C’était en janvier 1998 à l’Institut Goethe. L’exposition était intitulée le « JARDIN PARLANT ». C’étaient des œuvres en papier et en toiles sous-verre. A l’époque je peignais beaucoup avec la latérite et de la poudre de fer surtout dans l’abstraction. Le public avait répondu très nombreux à l’invitation. Je me rappelle aussi que l’artiste chanteur qui avait animé le vernissage était Thierry Nkeli Faha. à la guitare et Fola à la percussion.

Vous disiez souvent que vous avez été influencé par Sokey EDORH et Kossi ASSOU. Explication !

Des aînés que j’ai le plus approché ce sont ses deux là : Sokey EDORH et Kossi ASSOU. Selon moi ils sont différents dans leurs démarches artistiques. J’ai pu puiser chez chacun quelque chose qui me fait en tant qu’artiste aujourd’hui. Chez le premier j’ai pris l’audace artistique. Quand on artiste il y a des limites qu’il faut obligatoirement franchir : ne pas avoir honte de jouer son rôle pleinement, d’assumer et assurer ses responsabilités. Kossi Assou m’a apporté la finesse de la philosophie et de la technique artistique. L’élégance en tant qu’artiste dans son discours et dans ses œuvres.

Dans vos œuvres, vous décriez souvent la politique en Afrique. Peut-on vous classez dans la catégorie des artistes engagés ?

Engagé par rapport à quoi et à qui ??? Mon environnement m’inspire énormément. Est-ce par ce qu’on décrie la mauvaise politique en Afrique qu’on est engagé ?? Pour moi il est grand temps que l’éducation soit la priorité des politiques en Afrique. Lorsqu’on est éduqué, on sait qui on est et qui sont les autres. Ce dont on a besoin et ce qui est inutile…bref on connait sa personne et sa culture.

Que signifie pour vous la couleur rouge que vous utilisez dans vos œuvres ?

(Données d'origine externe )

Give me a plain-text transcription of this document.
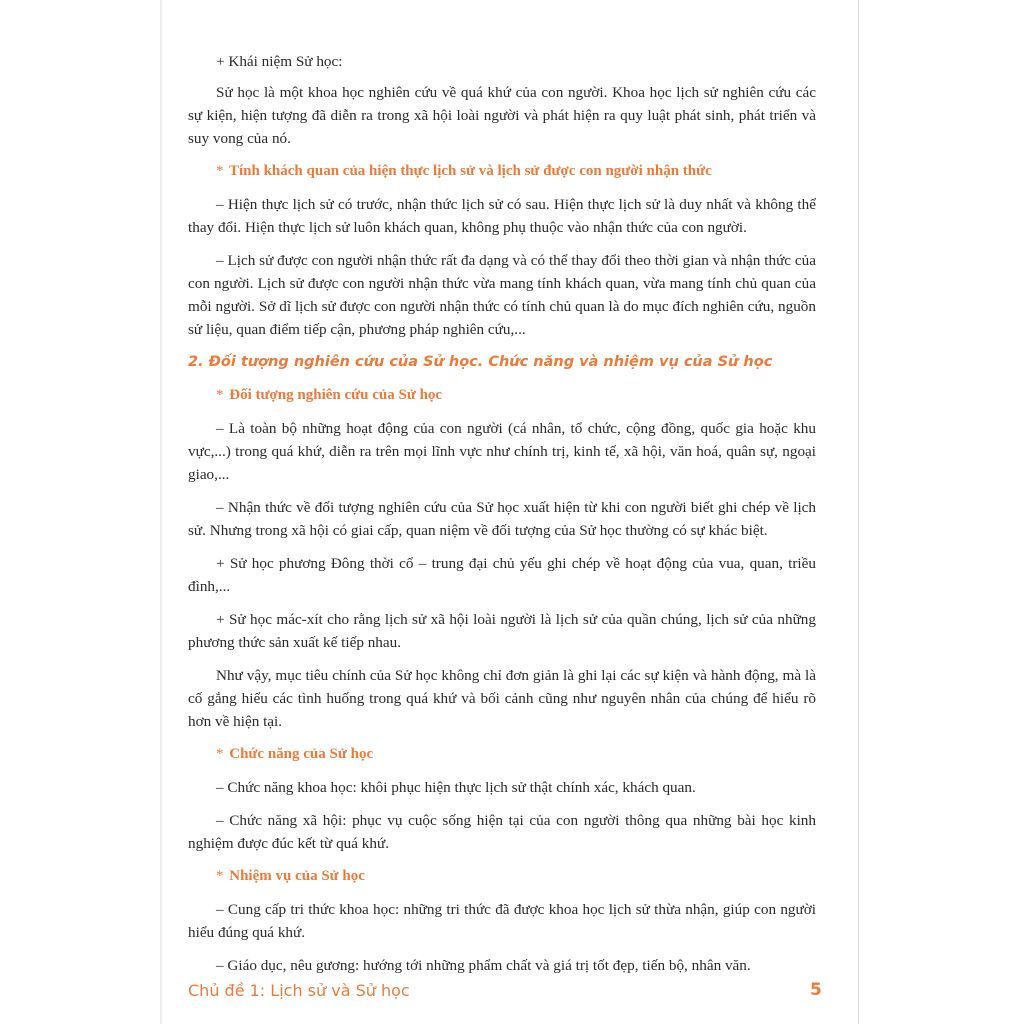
+ Khái niệm Sử học:

Sử học là một khoa học nghiên cứu về quá khứ của con người. Khoa học lịch sử nghiên cứu các sự kiện, hiện tượng đã diễn ra trong xã hội loài người và phát hiện ra quy luật phát sinh, phát triển và suy vong của nó.

* Tính khách quan của hiện thực lịch sử và lịch sử được con người nhận thức

– Hiện thực lịch sử có trước, nhận thức lịch sử có sau. Hiện thực lịch sử là duy nhất và không thể thay đổi. Hiện thực lịch sử luôn khách quan, không phụ thuộc vào nhận thức của con người.

– Lịch sử được con người nhận thức rất đa dạng và có thể thay đổi theo thời gian và nhận thức của con người. Lịch sử được con người nhận thức vừa mang tính khách quan, vừa mang tính chủ quan của mỗi người. Sở dĩ lịch sử được con người nhận thức có tính chủ quan là do mục đích nghiên cứu, nguồn sử liệu, quan điểm tiếp cận, phương pháp nghiên cứu,...

2. Đối tượng nghiên cứu của Sử học. Chức năng và nhiệm vụ của Sử học
* Đối tượng nghiên cứu của Sử học

– Là toàn bộ những hoạt động của con người (cá nhân, tổ chức, cộng đồng, quốc gia hoặc khu vực,...) trong quá khứ, diễn ra trên mọi lĩnh vực như chính trị, kinh tế, xã hội, văn hoá, quân sự, ngoại giao,...

– Nhận thức về đối tượng nghiên cứu của Sử học xuất hiện từ khi con người biết ghi chép về lịch sử. Nhưng trong xã hội có giai cấp, quan niệm về đối tượng của Sử học thường có sự khác biệt.

+ Sử học phương Đông thời cổ – trung đại chủ yếu ghi chép về hoạt động của vua, quan, triều đình,...

+ Sử học mác-xít cho rằng lịch sử xã hội loài người là lịch sử của quần chúng, lịch sử của những phương thức sản xuất kế tiếp nhau.

Như vậy, mục tiêu chính của Sử học không chỉ đơn giản là ghi lại các sự kiện và hành động, mà là cố gắng hiểu các tình huống trong quá khứ và bối cảnh cũng như nguyên nhân của chúng để hiểu rõ hơn về hiện tại.

* Chức năng của Sử học

– Chức năng khoa học: khôi phục hiện thực lịch sử thật chính xác, khách quan.

– Chức năng xã hội: phục vụ cuộc sống hiện tại của con người thông qua những bài học kinh nghiệm được đúc kết từ quá khứ.

* Nhiệm vụ của Sử học

– Cung cấp tri thức khoa học: những tri thức đã được khoa học lịch sử thừa nhận, giúp con người hiểu đúng quá khứ.

– Giáo dục, nêu gương: hướng tới những phẩm chất và giá trị tốt đẹp, tiến bộ, nhân văn.

Chủ đề 1: Lịch sử và Sử học	5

Une couleur bien sûr comme toutes les autres. Mais je lui prête une interprétation artistique. Dans mes œuvres elle symbolise pas mal de choses qui se révèlent vraies dans la réalité. Le Rouge c’est le sang qui nous relie par exemple, peu importe ta race, c’est la couleur qui illustre le mieux les sentiments et les émotions : l’amour, la colère, la douleur…Elle est omniprésente dans la plupart des drapeaux africains. On l’a retrouve aussi dans la pratique de plusieurs religions avec diverses interprétations. Voilà les raisons qui m’ont motivé à choisir de travailler avec cette couleur. Cela ne veut pas dire que je peins totalement les œuvres de rouge. le rouge me sert d’expression.

En plus d’être artiste peintre et sculpteur, vous faites aussi des photos. Qu'est-ce qui vous plaît le plus : faire des photos, de la peinture, de la sculpture ou des expositions ?

En réalité je me confie à mon inspiration. Elle m’arrive sous diverses formes. Soit par l’imagerie réelle et là, je me tourne vers mon appareil photo, soit par la matière et la forme, d’où la sculpture ou l’assemblage de bois ou soit par la couleur, la matière et les formes, alors naît une toile.

Aujourd'hui, quel est votre grand projet ?

Mon désir c’est de faire le tour des grands musées du monde par des expositions.

Votre dernier mot.

Merci à vous tous qui faites quelque chose pour la culture togolaise à l'étranger.